Investor’s Business Daily, responding to an article appearing in several McClatchy Company newspapers, argues that President Bush isn’t a big spender because outlays as a share of GDP are not that different today that they were during the Clinton years. But this analysis has two shortcomings:
First, it looks at average spending as a share of GDP over an administration’s total tenure. What matters more is that federal spending was down to just a bit more than 18 percent of GDP when President Clinton left office. It’s now more than 20 percent of GDP today.
More important, spending as a share of GDP involves both a numerator (government outlays) and a denominator (economic output). But consider what has happened to federal spending: by that measure, Bush unambiguously has been fiscally irresponsible.
This doesn’t mean that spending as a share of GDP is not an important measure. Indeed, IBD is correct to explain that it is the most appropriate measure of the overall burden of government relative to activity in the productive sector of the economy.

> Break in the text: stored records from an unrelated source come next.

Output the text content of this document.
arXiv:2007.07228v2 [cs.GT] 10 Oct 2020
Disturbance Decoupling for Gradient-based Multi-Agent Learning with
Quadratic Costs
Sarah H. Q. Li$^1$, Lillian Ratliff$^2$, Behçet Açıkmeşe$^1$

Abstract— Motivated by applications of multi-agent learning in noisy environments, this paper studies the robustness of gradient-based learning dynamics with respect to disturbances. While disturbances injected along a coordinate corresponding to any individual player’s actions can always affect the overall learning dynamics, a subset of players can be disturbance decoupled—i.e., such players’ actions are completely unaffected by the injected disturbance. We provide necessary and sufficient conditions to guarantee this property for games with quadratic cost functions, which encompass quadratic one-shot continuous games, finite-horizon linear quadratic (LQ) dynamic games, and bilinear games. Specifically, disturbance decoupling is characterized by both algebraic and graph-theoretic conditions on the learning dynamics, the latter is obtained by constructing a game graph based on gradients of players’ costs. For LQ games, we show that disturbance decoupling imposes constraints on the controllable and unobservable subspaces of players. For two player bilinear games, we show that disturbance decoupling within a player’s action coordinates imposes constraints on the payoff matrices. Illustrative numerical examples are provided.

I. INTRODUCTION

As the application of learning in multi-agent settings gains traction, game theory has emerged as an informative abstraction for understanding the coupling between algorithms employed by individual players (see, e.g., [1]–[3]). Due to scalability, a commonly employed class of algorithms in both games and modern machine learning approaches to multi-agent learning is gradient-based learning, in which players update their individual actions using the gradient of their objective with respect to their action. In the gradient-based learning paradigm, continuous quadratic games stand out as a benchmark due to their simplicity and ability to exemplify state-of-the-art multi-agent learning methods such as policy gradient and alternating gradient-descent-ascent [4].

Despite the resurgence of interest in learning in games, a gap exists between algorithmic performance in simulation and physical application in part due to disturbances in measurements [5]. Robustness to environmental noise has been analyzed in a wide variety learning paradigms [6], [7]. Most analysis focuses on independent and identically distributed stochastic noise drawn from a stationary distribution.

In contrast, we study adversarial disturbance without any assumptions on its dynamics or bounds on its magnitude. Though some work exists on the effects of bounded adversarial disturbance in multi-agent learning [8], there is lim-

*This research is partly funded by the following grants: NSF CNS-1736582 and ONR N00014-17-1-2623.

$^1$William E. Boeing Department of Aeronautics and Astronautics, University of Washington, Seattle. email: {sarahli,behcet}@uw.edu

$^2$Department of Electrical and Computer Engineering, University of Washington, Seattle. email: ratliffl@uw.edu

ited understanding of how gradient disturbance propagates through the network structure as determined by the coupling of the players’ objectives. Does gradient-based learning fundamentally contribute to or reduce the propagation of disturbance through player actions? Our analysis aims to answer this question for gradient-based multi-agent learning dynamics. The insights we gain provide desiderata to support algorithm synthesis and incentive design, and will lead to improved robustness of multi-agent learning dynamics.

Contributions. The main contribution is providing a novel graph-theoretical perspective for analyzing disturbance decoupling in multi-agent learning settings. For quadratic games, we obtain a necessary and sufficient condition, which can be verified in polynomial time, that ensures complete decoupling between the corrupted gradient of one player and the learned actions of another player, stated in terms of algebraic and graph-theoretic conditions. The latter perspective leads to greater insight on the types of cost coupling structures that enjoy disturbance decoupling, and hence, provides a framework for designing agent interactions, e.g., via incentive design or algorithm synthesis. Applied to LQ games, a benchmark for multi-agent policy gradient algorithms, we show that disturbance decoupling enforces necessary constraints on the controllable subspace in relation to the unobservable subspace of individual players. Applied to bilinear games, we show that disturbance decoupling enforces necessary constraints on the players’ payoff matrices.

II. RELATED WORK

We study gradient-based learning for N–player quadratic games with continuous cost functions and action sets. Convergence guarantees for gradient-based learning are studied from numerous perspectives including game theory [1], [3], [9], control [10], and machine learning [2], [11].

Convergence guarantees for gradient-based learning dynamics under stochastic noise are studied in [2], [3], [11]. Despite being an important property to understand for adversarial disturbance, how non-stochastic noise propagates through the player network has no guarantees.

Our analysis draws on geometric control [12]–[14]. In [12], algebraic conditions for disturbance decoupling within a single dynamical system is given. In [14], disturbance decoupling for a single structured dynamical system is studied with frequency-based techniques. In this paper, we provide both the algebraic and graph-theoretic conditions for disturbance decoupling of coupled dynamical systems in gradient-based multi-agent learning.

What does this say about the Bush years? Well, the good news is that the American economy has enjoyed strong growth since the supply‐side 2003 tax rate reductions. The bad news is that a significant chunk of that new output has been diverted to government coffers.
The McClatchy piece says discretionary spending under Bush has risen an inflation‐adjusted 5.3% in his first six years, outstripping the 4.6% under Johnson — and way above President Reagan’s meager 1.9%. By “almost any yardstick,” the article continues, Bush “generally exceeds the spending of his predecessors.” Any yardstick,” that is, except the most important of all — spending as a share of GDP. On this, Bush is actually lower than most of his predecessors. Spending as a share of GDP is the most important measure of the size of government, since it measures what government actually takes from the national economy.